Joy, le rêve américain à taille humaine

Par Rémy Boeringer @eltcherillo

Après son magnifique Happiness Therapy et son non moins réussi American Bluff, David O. Russel remet en marche sa machine à rêve avec Joy, inspirée de la vie de Joy Mangano, présentatrice vedette de télé-achat et inventrice. Ce rêve, qui l’aurait cru, tout américain qu’il semble au premier abord, est nuancé et remis à échelle humaine. On en attendait pas moins de cet orfèvre des sentiments. Pour ce faire, il s’entoure de ses acteurs fétiches, Jennifer Lawrence, Bradley Cooper et Robert de Niro.

Joy (Jennifer Lawrence dont on a chroniqué Hunger Games – l’embrasementAmerican BluffX-men : Days of the future pastHunger Games – La révolte (Partie 1) et Hunger Games – La révolte (Partie 2)), mère de famille célibataire, assume seule un foyer habitant sa mère Terry (Virginia Madsen) accro aux soap-opéra, son ex-mari Tony (Édgar Ramírez que l’on a vu dans Délivre-nous du mal), chanteur à la petite semaine et de temps à autres, son père volage, Rudy (Robert De Niro que l’on a vu dans American Bluff et Le nouveau stagiaire). Sa demi-sœur Peggy (Elisabeth Röhm que l’on a vu dans American Bluff) s’immisce régulièrement dans ces affaires tandis que, non sans mal, la dernière petite amie du père, Trudy (Isabella Rossellini), une veuve fortunée accepte d’aider financièrement Joy qui fourmille d’idée et invente un balais capable de révolutionner le marché. Joy (Jennifer Lawrence)

Nous ayant pris à rebours, Joy est l’un des rares films qu’il nous ait été donné de voir qui vante les mérites de la persévérance sans les attacher à une pseudo-culture entrepreneuriale du self-made man. Les éléments extérieurs sont bien présents mais agissent toujours comme des forces contraires. Le personnage de Joy n’est pas un bloc monolithique, absolument sûr de soi et inébranlable tels qu’on nous les présente d’habitude. Dans ce rôle, Jennifer Lawrence excelle s’affirmant comme une grande actrice dramatique. S’attaquant au rêve américain, David O. Russel le fait avec une sensibilité bien à lui. En lieu et place d’un culot sans faille, Joy arbore plutôt de la chance dans son malheur. Organiquement, Joy ne fait pas l’impasse sur une vérité fondamentale, la réussite, c’est surtout beaucoup de bonne fortune. Le génie ne suffit pas pour réussir, il faut des relations. Joy a surtout eu de la chance que son ex-mari connaissent le responsable des ventes d’une grande chaîne de télé-achat, Neil Walker (Bradley Cooper que l’on a vu dans American Bluff, Les gardiens de la galaxie et American Sniper), et consente les présentations. Rudy Mangano (Robert De Niro), Neil Walker (Bradley Cooper) et Joy (Jennifer Lawrence)
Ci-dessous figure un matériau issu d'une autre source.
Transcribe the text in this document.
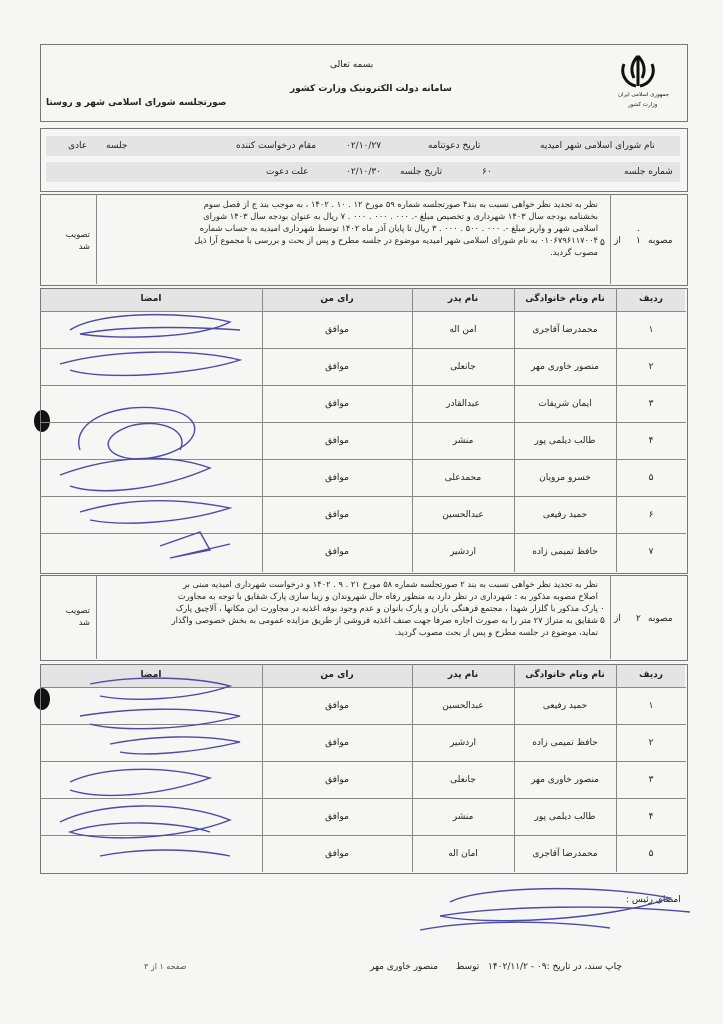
بسمه تعالی
سامانه دولت الکترونیک وزارت کشور
صورتجلسه شورای اسلامی شهر و روستا
جمهوری اسلامی ایران
وزارت کشور
نام شورای اسلامی شهر امیدیه
تاریخ دعوتنامه
۰۲/۱۰/۲۷
مقام درخواست کننده
جلسه
عادی
شماره جلسه
۶۰
تاریخ جلسه
۰۲/۱۰/۳۰
علت دعوت
مصوبه
۱
از
۰
۵
تصویب شد
نظر به تجدید نظر خواهی نسبت به بند۴ صورتجلسه شماره ۵۹ مورخ ۱۲ . ۱۰ . ۱۴۰۲ ، به موجب بند ج از فصل سوم
بخشنامه بودجه سال ۱۴۰۳ شهرداری و تخصیص مبلغ -. ۰۰۰ . ۰۰۰ . ۰۰۰ . ۷ ریال به عنوان بودجه سال ۱۴۰۳ شورای
اسلامی شهر و واریز مبلغ -. ۰۰۰ . ۵۰۰ . ۰۰۰ . ۳ ریال تا پایان آذر ماه ۱۴۰۲ توسط شهرداری امیدیه به حساب شماره
۰۱۰۶۷۹۶۱۱۷۰۰۴ به نام شورای اسلامی شهر امیدیه موضوع در جلسه مطرح و پس از بحث و بررسی با مجموع آرا ذیل
مصوب گردید.
ردیف
نام ونام خانوادگی
نام پدر
رای من
امضا
۱
محمدرضا آقاجری
امن اله
موافق
۲
منصور خاوری مهر
جانعلی
موافق
۳
ایمان شریفات
عبدالقادر
موافق
۴
طالب دیلمی پور
منشر
موافق
۵
خسرو مرویان
محمدعلی
موافق
۶
حمید رفیعی
عبدالحسین
موافق
۷
حافظ تمیمی زاده
اردشیر
موافق
مصوبه
۲
از
۰
۵
تصویب شد
نظر به تجدید نظر خواهی نسبت به بند ۲ صورتجلسه شماره ۵۸ مورخ ۲۱ . ۹ . ۱۴۰۲ و درخواست شهرداری امیدیه مبنی بر
اصلاح مصوبه مذکور به : شهرداری در نظر دارد به منظور رفاه حال شهروندان و زیبا سازی پارک شقایق با توجه به مجاورت
پارک مذکور با گلزار شهدا ، مجتمع فرهنگی باران و پارک بانوان و عدم وجود بوفه اغذیه در مجاورت این مکانها ، آلاچیق پارک
شقایق به متراژ ۲۷ متر را به صورت اجاره صرفا جهت صنف اغذیه فروشی از طریق مزایده عمومی به بخش خصوصی واگذار
نماید، موضوع در جلسه مطرح و پس از بحث مصوب گردید.
ردیف
نام ونام خانوادگی
نام پدر
رای من
امضا
۱
حمید رفیعی
عبدالحسین
موافق
۲
حافظ تمیمی زاده
اردشیر
موافق
۳
منصور خاوری مهر
جانعلی
موافق
۴
طالب دیلمی پور
منشر
موافق
۵
محمدرضا آقاجری
امان اله
موافق
امضای رئیس :
چاپ سند، در تاریخ :۰۹ - ۱۴۰۲/۱۱/۲
توسط
منصور خاوری مهر
صفحه ۱ از ۳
Mère courage, si elle donne de la joie au spectateur, ce n’est donc pas pour sa réussite commerciale, mais parce que, immédiatement sympathique, bénéficiant d’un rôle très empathique, elle symbolise nos espoirs tout autant qu’elle donne à voir nos désespérances. Bonne poire, la voilà qui héberge toute la famille chez elle. Mal entourée, souffrant d’un déficit constant de confiance de la part de ses proches qui n’accepte de l’aider que pour mieux la diminuer, elle finit par s’occuper de sa famille par droiture mais s’en choisit une autre, son ex-mari et sa meilleure amie Jackie (Dascha Polanco). Joy s’arrête lorsque la fortune lui sourit ce qui est un très bon choix scénaristique et donne une force évocatrice toute autre au projet. Il ne s’agit pas de faire l’apologie des affaires mais de mettre en avant une belle histoire d’abnégation et de courage conjugués pour le meilleur. A contrario de la majeure des films traitant le même thème, Joy évacue l’idée qu’il faille être un requin pour réussir. Qui plus est il instaure une légère critique ce ceux qui oublieraient d’où ils viennent, faisant de Joy, tout le contraire d’une parvenue hautaine. Terry Mangano (Virginia Madsen), Joy (Jennifer Lawrence) et Mimi (Diane Ladd)

Quand nous avions lu le synopsis de Joy, on avait eu un peu peur, avouons-le. Nous qui apprécions le travail de David O. Russel étions inquiet de savoir comment il se dépatouillerait avec les poncifs épuisants et bonimenteurs du rêve américain. Force est de constater qu’avec Joy, film mélancolique et intelligent, il a une nouvelle fois répondu à nos attentes avec beaucoup de sensibilité et d’humanité.